La magie du grand écran permet de passer, le temps d’un film, d’une situation à une autre, même si celles-ci sont à l’opposé comme la paix et la guerre. Deux récents films québécois en sont l’illustration. Dans INCH’ALLAH, la talentueuse réalisatrice Anaïs Barbeau-Lavalette aborde le conflit israélo-palestinien tandis que KARAKARA de Claude Gagnon traite d’une quête de paix et joie de vivre en terre japonaise. Au Festival des films du monde de Montréal (2012), cette dernière production s’est d’ailleurs mérité le prix spécial pour l’ouverture au monde ainsi que le prix du public pour le meilleur film canadien.
KARAKARA
Claude Gagnon (KEIKO, THE PIANIST), le plus japonais des cinéastes québécois, persiste dans la veine de la quête existentielle exotique avec KARAKARA. Un titre du reste judicieusement choisi – «kara» signifiant en langue nippone «vide» – pour illustrer le ressourcement progressif des deux protagonistes en crise.
Dans l’archipel japonais d’Okinawa, où il vient de compléter un atelier de Qigong, Pierre, professeur de littérature à la retraite, fait la connaissance de Junko, une mère de famille dans la quarantaine qui lui offre ses services d’interprète. Au contact de ce tranquille sexagénaire montréalais, avec qui elle fait fiévreusement l’amour, Junko se sent revivre.

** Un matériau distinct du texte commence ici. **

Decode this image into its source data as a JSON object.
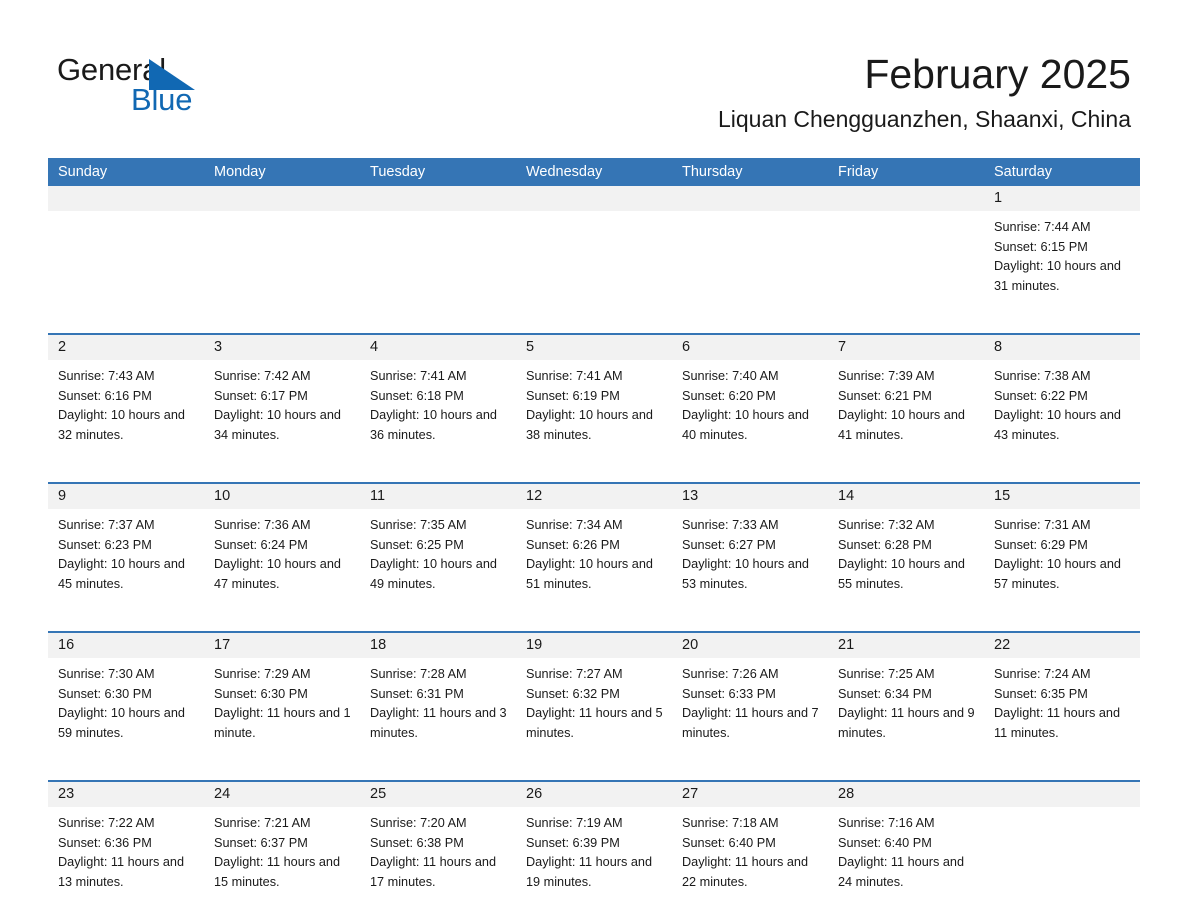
{
  "brand": {
    "name_part1": "General",
    "name_part2": "Blue",
    "accent_color": "#1168b3",
    "logo_icon": "triangle-logo-icon"
  },
  "header": {
    "title": "February 2025",
    "subtitle": "Liquan Chengguanzhen, Shaanxi, China"
  },
  "colors": {
    "header_bar": "#3575b5",
    "day_band": "#f2f2f2",
    "text": "#1a1a1a",
    "header_text": "#ffffff"
  },
  "weekdays": [
    "Sunday",
    "Monday",
    "Tuesday",
    "Wednesday",
    "Thursday",
    "Friday",
    "Saturday"
  ],
  "weeks": [
    [
      {
        "day": "",
        "sunrise": "",
        "sunset": "",
        "daylight": ""
      },
      {
        "day": "",
        "sunrise": "",
        "sunset": "",
        "daylight": ""
      },
      {
        "day": "",
        "sunrise": "",
        "sunset": "",
        "daylight": ""
      },
      {
        "day": "",
        "sunrise": "",
        "sunset": "",
        "daylight": ""
      },
      {
        "day": "",
        "sunrise": "",
        "sunset": "",
        "daylight": ""
      },
      {
        "day": "",
        "sunrise": "",
        "sunset": "",
        "daylight": ""
      },
      {
        "day": "1",
        "sunrise": "Sunrise: 7:44 AM",
        "sunset": "Sunset: 6:15 PM",
        "daylight": "Daylight: 10 hours and 31 minutes."
      }
    ],
    [
      {
        "day": "2",
        "sunrise": "Sunrise: 7:43 AM",
        "sunset": "Sunset: 6:16 PM",
        "daylight": "Daylight: 10 hours and 32 minutes."
      },
      {
        "day": "3",
        "sunrise": "Sunrise: 7:42 AM",
        "sunset": "Sunset: 6:17 PM",
        "daylight": "Daylight: 10 hours and 34 minutes."
      },
      {
        "day": "4",
        "sunrise": "Sunrise: 7:41 AM",
        "sunset": "Sunset: 6:18 PM",
        "daylight": "Daylight: 10 hours and 36 minutes."
      },
      {
        "day": "5",
        "sunrise": "Sunrise: 7:41 AM",
        "sunset": "Sunset: 6:19 PM",
        "daylight": "Daylight: 10 hours and 38 minutes."
      },
      {
        "day": "6",
        "sunrise": "Sunrise: 7:40 AM",
        "sunset": "Sunset: 6:20 PM",
        "daylight": "Daylight: 10 hours and 40 minutes."
      },
      {
        "day": "7",
        "sunrise": "Sunrise: 7:39 AM",
        "sunset": "Sunset: 6:21 PM",
        "daylight": "Daylight: 10 hours and 41 minutes."
      },
      {
        "day": "8",
        "sunrise": "Sunrise: 7:38 AM",
        "sunset": "Sunset: 6:22 PM",
        "daylight": "Daylight: 10 hours and 43 minutes."
      }
    ],
    [
      {
        "day": "9",
        "sunrise": "Sunrise: 7:37 AM",
        "sunset": "Sunset: 6:23 PM",
        "daylight": "Daylight: 10 hours and 45 minutes."
      },
      {
        "day": "10",
        "sunrise": "Sunrise: 7:36 AM",
        "sunset": "Sunset: 6:24 PM",
        "daylight": "Daylight: 10 hours and 47 minutes."
      },
      {
        "day": "11",
        "sunrise": "Sunrise: 7:35 AM",
        "sunset": "Sunset: 6:25 PM",
        "daylight": "Daylight: 10 hours and 49 minutes."
      },
      {
        "day": "12",
        "sunrise": "Sunrise: 7:34 AM",
        "sunset": "Sunset: 6:26 PM",
        "daylight": "Daylight: 10 hours and 51 minutes."
      },
      {
        "day": "13",
        "sunrise": "Sunrise: 7:33 AM",
        "sunset": "Sunset: 6:27 PM",
        "daylight": "Daylight: 10 hours and 53 minutes."
      },
      {
        "day": "14",
        "sunrise": "Sunrise: 7:32 AM",
        "sunset": "Sunset: 6:28 PM",
        "daylight": "Daylight: 10 hours and 55 minutes."
      },
      {
        "day": "15",
        "sunrise": "Sunrise: 7:31 AM",
        "sunset": "Sunset: 6:29 PM",
        "daylight": "Daylight: 10 hours and 57 minutes."
      }
    ],
    [
      {
        "day": "16",
        "sunrise": "Sunrise: 7:30 AM",
        "sunset": "Sunset: 6:30 PM",
        "daylight": "Daylight: 10 hours and 59 minutes."
      },
      {
        "day": "17",
        "sunrise": "Sunrise: 7:29 AM",
        "sunset": "Sunset: 6:30 PM",
        "daylight": "Daylight: 11 hours and 1 minute."
      },
      {
        "day": "18",
        "sunrise": "Sunrise: 7:28 AM",
        "sunset": "Sunset: 6:31 PM",
        "daylight": "Daylight: 11 hours and 3 minutes."
      },
      {
        "day": "19",
        "sunrise": "Sunrise: 7:27 AM",
        "sunset": "Sunset: 6:32 PM",
        "daylight": "Daylight: 11 hours and 5 minutes."
      },
      {
        "day": "20",
        "sunrise": "Sunrise: 7:26 AM",
        "sunset": "Sunset: 6:33 PM",
        "daylight": "Daylight: 11 hours and 7 minutes."
      },
      {
        "day": "21",
        "sunrise": "Sunrise: 7:25 AM",
        "sunset": "Sunset: 6:34 PM",
        "daylight": "Daylight: 11 hours and 9 minutes."
      },
      {
        "day": "22",
        "sunrise": "Sunrise: 7:24 AM",
        "sunset": "Sunset: 6:35 PM",
        "daylight": "Daylight: 11 hours and 11 minutes."
      }
    ],
    [
      {
        "day": "23",
        "sunrise": "Sunrise: 7:22 AM",
        "sunset": "Sunset: 6:36 PM",
        "daylight": "Daylight: 11 hours and 13 minutes."
      },
      {
        "day": "24",
        "sunrise": "Sunrise: 7:21 AM",
        "sunset": "Sunset: 6:37 PM",
        "daylight": "Daylight: 11 hours and 15 minutes."
      },
      {
        "day": "25",
        "sunrise": "Sunrise: 7:20 AM",
        "sunset": "Sunset: 6:38 PM",
        "daylight": "Daylight: 11 hours and 17 minutes."
      },
      {
        "day": "26",
        "sunrise": "Sunrise: 7:19 AM",
        "sunset": "Sunset: 6:39 PM",
        "daylight": "Daylight: 11 hours and 19 minutes."
      },
      {
        "day": "27",
        "sunrise": "Sunrise: 7:18 AM",
        "sunset": "Sunset: 6:40 PM",
        "daylight": "Daylight: 11 hours and 22 minutes."
      },
      {
        "day": "28",
        "sunrise": "Sunrise: 7:16 AM",
        "sunset": "Sunset: 6:40 PM",
        "daylight": "Daylight: 11 hours and 24 minutes."
      },
      {
        "day": "",
        "sunrise": "",
        "sunset": "",
        "daylight": ""
      }
    ]
  ]
}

Fuyant son mari qui l’a battue une fois de trop, elle supplie Pierre de l’emmener avec lui dans une île au Nord de l’archipel, où il compte rencontrer une légende vivante du tissage des fibres de bananes. Au fil de ce périple moins paisible que prévu, le Québécois apprend à mieux connaître sa compagne de voyage, à qui il finira par révéler les véritables motifs de son séjour au Japon.
En optant pour la formule du road movie accidenté, Gagnon injecte plus d’humour que dans son précédent KAMATAKI, conférant par moments à ce nouveau film des airs de «screwball comedy» assez rafraîchissants. Et ce, malgré la gravité de certains sujets, dont la violence conjugale, le deuil et la fin d’une longue amitié.
La mise en scène soignée, jamais ostentatoire, profite des magnifiques paysages de la région d’Okinawa, trop peu exploités au cinéma. Le jeu sobre du rare Gabriel Arcand (MAMAN EST CHEZ LE COIFFEUR) et celui, plus coloré, de Youki Kudoh (SNOW FALLING ON CEDARS), ajoutent à la réussite de l’entreprise.
INCH’ALLAH
S’inspirant de ses séjours au Moyen-Orient, Anaïs Barbeau-Lavalette (LE RING) fait une fois de plus preuve de sincérité et d’aplomb dans son deuxième long métrage de fiction, évocation à échelle humaine du conflit israélo-palestinien. Comme INCENDIES, REBELLES et SHAKE HANDS WITH THE DEVIL avant lui, INCH’ALLAH a le grand mérite d’ouvrir le cinéma québécois sur le monde, favorisant une salutaire rencontre avec l’autre.
Obstétricienne dans une clinique de fortune en territoire palestinien, la Québécoise Chloé rentre le soir à son appartement en Israël, où plane constamment la menace d’attentats-suicides. Tout en fraternisant avec Ava, une jeune voisine qui fait son service militaire au poste de contrôle qu’elle traverse chaque jour, Chloé développe un lien d’amitié avec Rand, une patiente sur le point d’accoucher. C’est ainsi que l’obstétricienne fait la connaissance de la mère de Rand, mais aussi celle de son petit frère autiste et de son aîné, impliqué dans la résistance contre l’occupant israélien.
Au lendemain d’une série de tirs sur une colonie juive, un char d’assaut, envoyé en patrouille de l’autre côté du mur de sécurité, écrase accidentellement un petit Palestinien frondeur que Chloé avait pris en affection. Fortement ébranlée par cette mort, ainsi que par d’autres événements tout aussi dramatiques, la jeune Québécoise a de plus en plus de difficultés à respecter son devoir de neutralité.
Soutenue par une caméra à l’épaule nerveuse, la réalisation souple et vivante fait en partie oublier quelques dialogues peu subtils, ainsi que la prise de position politique sans équivoque de l’auteure, qui ne sera pas du goût de tous. Évelyne Brochu (CAFÉ DE FLORE) défend avec conviction un personnage qui aurait toutefois gagné à être mieux défini.